We first obtain the ML estimates of the parameters of JLSM of skew-t distribution. Let $\theta=\left(\theta_{1}, \theta_{2}, \ldots, \theta_{s_{2}}\right)=\left(\beta^{T}, \gamma^{T}\right)$ with $s_{2}=p+q+1$ be the combined vector of unknown parameters. Given independent observations $y_{1}, y_{2}, \ldots, y_{n}$ the log likslihood function of $\theta$ corrcsponding to thc JLSM of the skcw t distribution can be written as follows.
$$\ell(\boldsymbol{\theta} \mid y, \boldsymbol{x}, \boldsymbol{z})=n \log \left(c_{v}\right)-\frac{1}{2} \sum_{i=1}^{n} z_{i}^{T} \boldsymbol{\gamma}-\frac{v+1}{2} \sum_{i=1}^{n} \log \left(\nu+\frac{\left(y_{i}-\boldsymbol{x}{i}^{T} \boldsymbol{\beta}\right)^{2}}{\boldsymbol{e}^{z{i}^{T} \gamma}}\right)$$

## 统计代写|生物统计代写biostatistics代考|Model-3 JLSSM: Under Skew-t Distribution

JLSMs of Student’s $t$ and skew-t distributions are limited in addressing only the heteroscedasticity.
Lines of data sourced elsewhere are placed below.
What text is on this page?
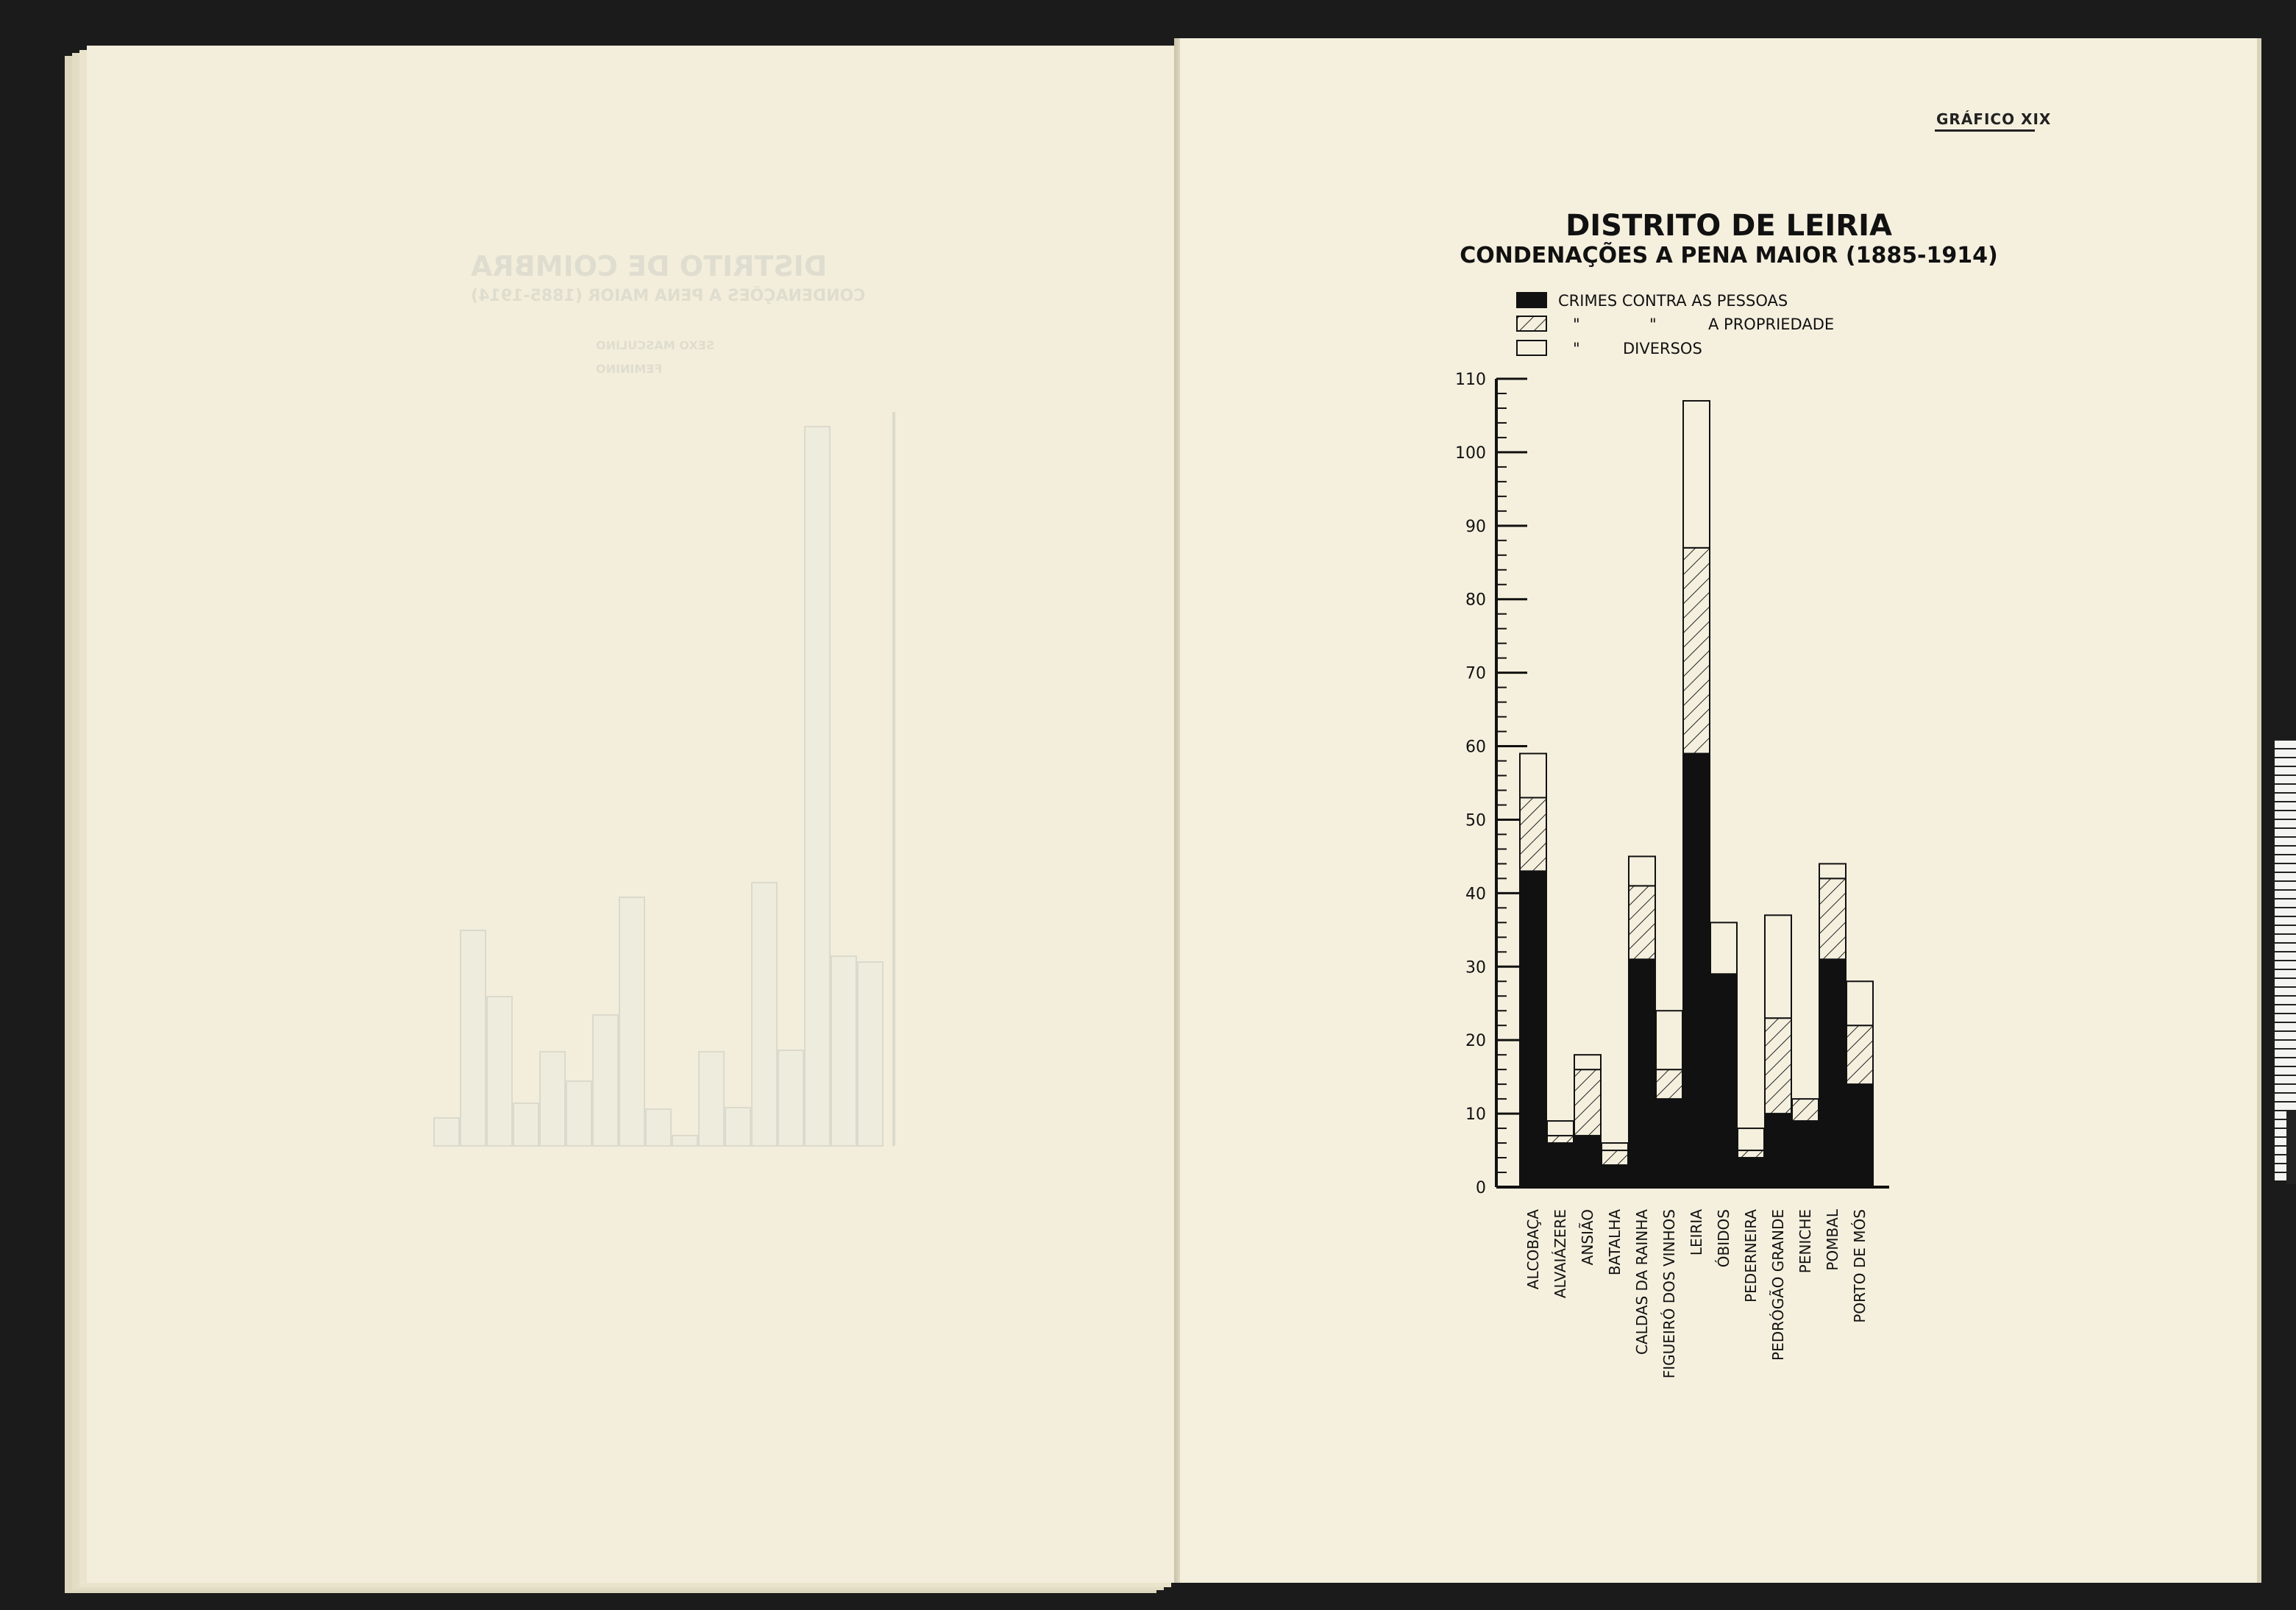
DISTRITO DE COIMBRA
CONDENAÇÕES A PENA MAIOR (1885-1914)
SEXO MASCULINO
FEMININO
GRÁFICO XIX
DISTRITO DE LEIRIA
CONDENAÇÕES A PENA MAIOR (1885-1914)
CRIMES CONTRA AS PESSOAS
"	"	A PROPRIEDADE
"	DIVERSOS
0
10
20
30
40
50
60
70
80
90
100
110
ALCOBAÇA ALVAIÁZERE ANSIÃO BATALHA CALDAS DA RAINHA FIGUEIRÓ DOS VINHOS LEIRIA ÓBIDOS PEDERNEIRA PEDRÓGÃO GRANDE PENICHE POMBAL PORTO DE MÓS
However, the skewness parameter is at least as important as the other parameters to model the data and it may be different for each observation and depend on some of the covariates. Because of this case, modeling the skewness may also be required. Since our main concern is to provide the best modeling of all parameters and to obtain the best modeling of the data, we also consider the skewness model in addition to location and scale. For this purpose, JLSM under skew-t distribution can be extended to JLSSM under skew-t distribution in order to allow modeling the skewness of the data. In this subsection, we consider the JLSSM under skew-t distribution to take into account the variability of skewness parameter.
Let $y_{i} \in \mathbb{R}$, for $i=1,2, \ldots, n$, be independently distributed with $S t(\mu, \sigma, \lambda, v)$ In some cases, in addition to $\mu$ and $\sigma^{2}$, the skewness parameter $\lambda$ may also be different for each $y_{i}, i=1,2, \ldots, n$, and may also be related to a number of variables. Then, the JLSSM under skew-t distribution is defined as follows.
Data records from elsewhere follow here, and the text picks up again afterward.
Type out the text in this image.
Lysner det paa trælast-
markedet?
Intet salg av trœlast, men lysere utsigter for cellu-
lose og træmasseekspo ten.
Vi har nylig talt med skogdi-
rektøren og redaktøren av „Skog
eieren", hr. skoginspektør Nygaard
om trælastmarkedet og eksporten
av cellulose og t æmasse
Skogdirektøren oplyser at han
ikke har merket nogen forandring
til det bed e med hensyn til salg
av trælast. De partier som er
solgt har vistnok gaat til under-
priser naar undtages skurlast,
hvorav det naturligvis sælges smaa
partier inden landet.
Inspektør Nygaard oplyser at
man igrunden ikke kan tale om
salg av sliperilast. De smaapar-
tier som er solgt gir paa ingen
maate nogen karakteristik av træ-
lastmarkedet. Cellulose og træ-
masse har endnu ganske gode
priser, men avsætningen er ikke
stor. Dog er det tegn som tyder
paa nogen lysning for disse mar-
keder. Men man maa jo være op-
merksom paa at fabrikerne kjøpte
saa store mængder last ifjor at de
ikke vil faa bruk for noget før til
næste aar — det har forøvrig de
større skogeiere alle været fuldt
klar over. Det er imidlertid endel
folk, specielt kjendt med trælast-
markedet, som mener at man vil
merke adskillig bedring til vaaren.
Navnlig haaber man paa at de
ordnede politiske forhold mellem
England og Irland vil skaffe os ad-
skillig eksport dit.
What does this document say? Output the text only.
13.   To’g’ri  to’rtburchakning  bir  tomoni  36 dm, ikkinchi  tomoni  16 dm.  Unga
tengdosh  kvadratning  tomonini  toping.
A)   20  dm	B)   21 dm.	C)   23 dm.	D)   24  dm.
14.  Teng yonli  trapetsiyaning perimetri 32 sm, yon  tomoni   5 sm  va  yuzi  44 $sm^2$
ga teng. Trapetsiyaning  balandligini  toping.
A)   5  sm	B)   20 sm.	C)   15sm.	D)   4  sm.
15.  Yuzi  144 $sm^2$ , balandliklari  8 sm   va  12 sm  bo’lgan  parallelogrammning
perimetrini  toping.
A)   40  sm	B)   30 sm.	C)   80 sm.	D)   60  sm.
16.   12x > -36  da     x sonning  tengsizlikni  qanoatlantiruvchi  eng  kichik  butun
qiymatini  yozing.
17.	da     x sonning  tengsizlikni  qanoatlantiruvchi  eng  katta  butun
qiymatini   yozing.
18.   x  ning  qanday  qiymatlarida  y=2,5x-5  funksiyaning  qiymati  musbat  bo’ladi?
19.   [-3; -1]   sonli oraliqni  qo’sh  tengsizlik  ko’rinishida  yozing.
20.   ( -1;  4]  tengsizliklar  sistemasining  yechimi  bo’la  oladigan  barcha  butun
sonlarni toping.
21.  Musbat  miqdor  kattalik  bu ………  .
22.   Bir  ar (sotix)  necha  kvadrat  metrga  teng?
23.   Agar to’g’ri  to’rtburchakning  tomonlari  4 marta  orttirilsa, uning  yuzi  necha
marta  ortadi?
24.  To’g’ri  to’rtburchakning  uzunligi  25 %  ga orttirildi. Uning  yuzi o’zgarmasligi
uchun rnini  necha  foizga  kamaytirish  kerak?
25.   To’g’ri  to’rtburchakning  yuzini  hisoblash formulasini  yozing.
$$\left{\begin{array}{c} y_{i} \sim S t\left(\mu_{i}, \sigma_{i}^{2}, \lambda_{i}, v\right) \ \mu_{i}=\boldsymbol{x}{i}^{T} \boldsymbol{\beta} \ \log \sigma{i}^{2}=z_{i}^{T} \boldsymbol{\gamma} \ \lambda_{i}=v_{i}^{T} \alpha \ i=1,2, \ldots, n \end{array}\right.$$
where $v_{t}=\left[v_{t 1}, v_{i 2}, \ldots, v_{i r}\right]^{T}$ denote the observed covariates and $\alpha=$ $\left[\alpha_{1}, \alpha_{2}, \ldots, \alpha_{r}\right]^{T} \in \mathbb{R}^{r}$ is the unknown parameter vector in the skewness model. We will assume that $n>p+q+r$.
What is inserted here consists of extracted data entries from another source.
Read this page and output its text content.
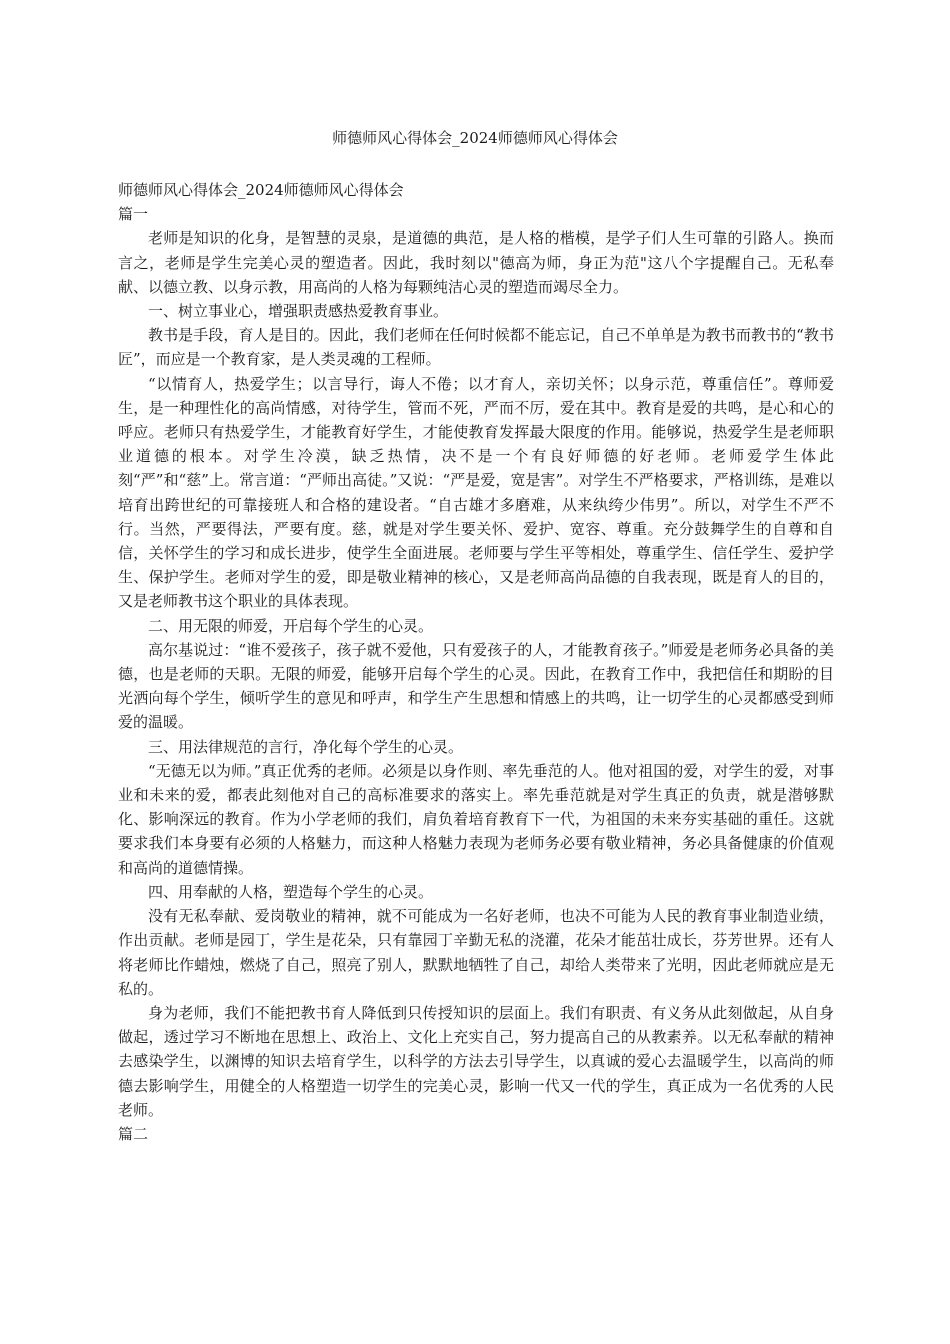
师德师风心得体会_2024师德师风心得体会

师德师风心得体会_2024师德师风心得体会

篇一

老师是知识的化身，是智慧的灵泉，是道德的典范，是人格的楷模，是学子们人生可靠的引路人。换而言之，老师是学生完美心灵的塑造者。因此，我时刻以"德高为师，身正为范"这八个字提醒自己。无私奉献、以德立教、以身示教，用高尚的人格为每颗纯洁心灵的塑造而竭尽全力。

一、树立事业心，增强职责感热爱教育事业。

教书是手段，育人是目的。因此，我们老师在任何时候都不能忘记，自己不单单是为教书而教书的“教书匠”，而应是一个教育家，是人类灵魂的工程师。

“以情育人，热爱学生；以言导行，诲人不倦；以才育人，亲切关怀；以身示范，尊重信任”。尊师爱生，是一种理性化的高尚情感，对待学生，管而不死，严而不厉，爱在其中。教育是爱的共鸣，是心和心的呼应。老师只有热爱学生，才能教育好学生，才能使教育发挥最大限度的作用。能够说，热爱学生是老师职业道德的根本。对学生冷漠，缺乏热情，决不是一个有良好师德的好老师。老师爱学生体此刻“严”和“慈”上。常言道：“严师出高徒。”又说：“严是爱，宽是害”。对学生不严格要求，严格训练，是难以培育出跨世纪的可靠接班人和合格的建设者。“自古雄才多磨难，从来纨绔少伟男”。所以，对学生不严不行。当然，严要得法，严要有度。慈，就是对学生要关怀、爱护、宽容、尊重。充分鼓舞学生的自尊和自信，关怀学生的学习和成长进步，使学生全面进展。老师要与学生平等相处，尊重学生、信任学生、爱护学生、保护学生。老师对学生的爱，即是敬业精神的核心，又是老师高尚品德的自我表现，既是育人的目的，又是老师教书这个职业的具体表现。

二、用无限的师爱，开启每个学生的心灵。

高尔基说过：“谁不爱孩子，孩子就不爱他，只有爱孩子的人，才能教育孩子。”师爱是老师务必具备的美德，也是老师的天职。无限的师爱，能够开启每个学生的心灵。因此，在教育工作中，我把信任和期盼的目光洒向每个学生，倾听学生的意见和呼声，和学生产生思想和情感上的共鸣，让一切学生的心灵都感受到师爱的温暖。

三、用法律规范的言行，净化每个学生的心灵。

“无德无以为师。”真正优秀的老师。必须是以身作则、率先垂范的人。他对祖国的爱，对学生的爱，对事业和未来的爱，都表此刻他对自己的高标准要求的落实上。率先垂范就是对学生真正的负责，就是潜够默化、影响深远的教育。作为小学老师的我们，肩负着培育教育下一代，为祖国的未来夯实基础的重任。这就要求我们本身要有必须的人格魅力，而这种人格魅力表现为老师务必要有敬业精神，务必具备健康的价值观和高尚的道德情操。

四、用奉献的人格，塑造每个学生的心灵。

没有无私奉献、爱岗敬业的精神，就不可能成为一名好老师，也决不可能为人民的教育事业制造业绩，作出贡献。老师是园丁，学生是花朵，只有靠园丁辛勤无私的浇灌，花朵才能茁壮成长，芬芳世界。还有人将老师比作蜡烛，燃烧了自己，照亮了别人，默默地牺牲了自己，却给人类带来了光明，因此老师就应是无私的。

身为老师，我们不能把教书育人降低到只传授知识的层面上。我们有职责、有义务从此刻做起，从自身做起，透过学习不断地在思想上、政治上、文化上充实自己，努力提高自己的从教素养。以无私奉献的精神去感染学生，以渊博的知识去培育学生，以科学的方法去引导学生，以真诚的爱心去温暖学生，以高尚的师德去影响学生，用健全的人格塑造一切学生的完美心灵，影响一代又一代的学生，真正成为一名优秀的人民老师。

篇二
It is important to stress that the JLSSM under skew-t distribution includes the previous models given in Eqs. (2) and (11) as special cases. If the skewness parameter does not have variability, then JLSSM under skew-t distribution reduces to the JLSM under skew-t distribution. If the skewness parameter is equal to zero, the model reduces the JLSM under Student t distribution. In addition when $v \rightarrow \infty$, the JLSSM under skew-t distribution reduces the JLSSM under skewnormal distribution. The advantage of the JLSSM under skew-t distribution is that it may give a better fit for heavy-tailed and/or asymmetric data sets.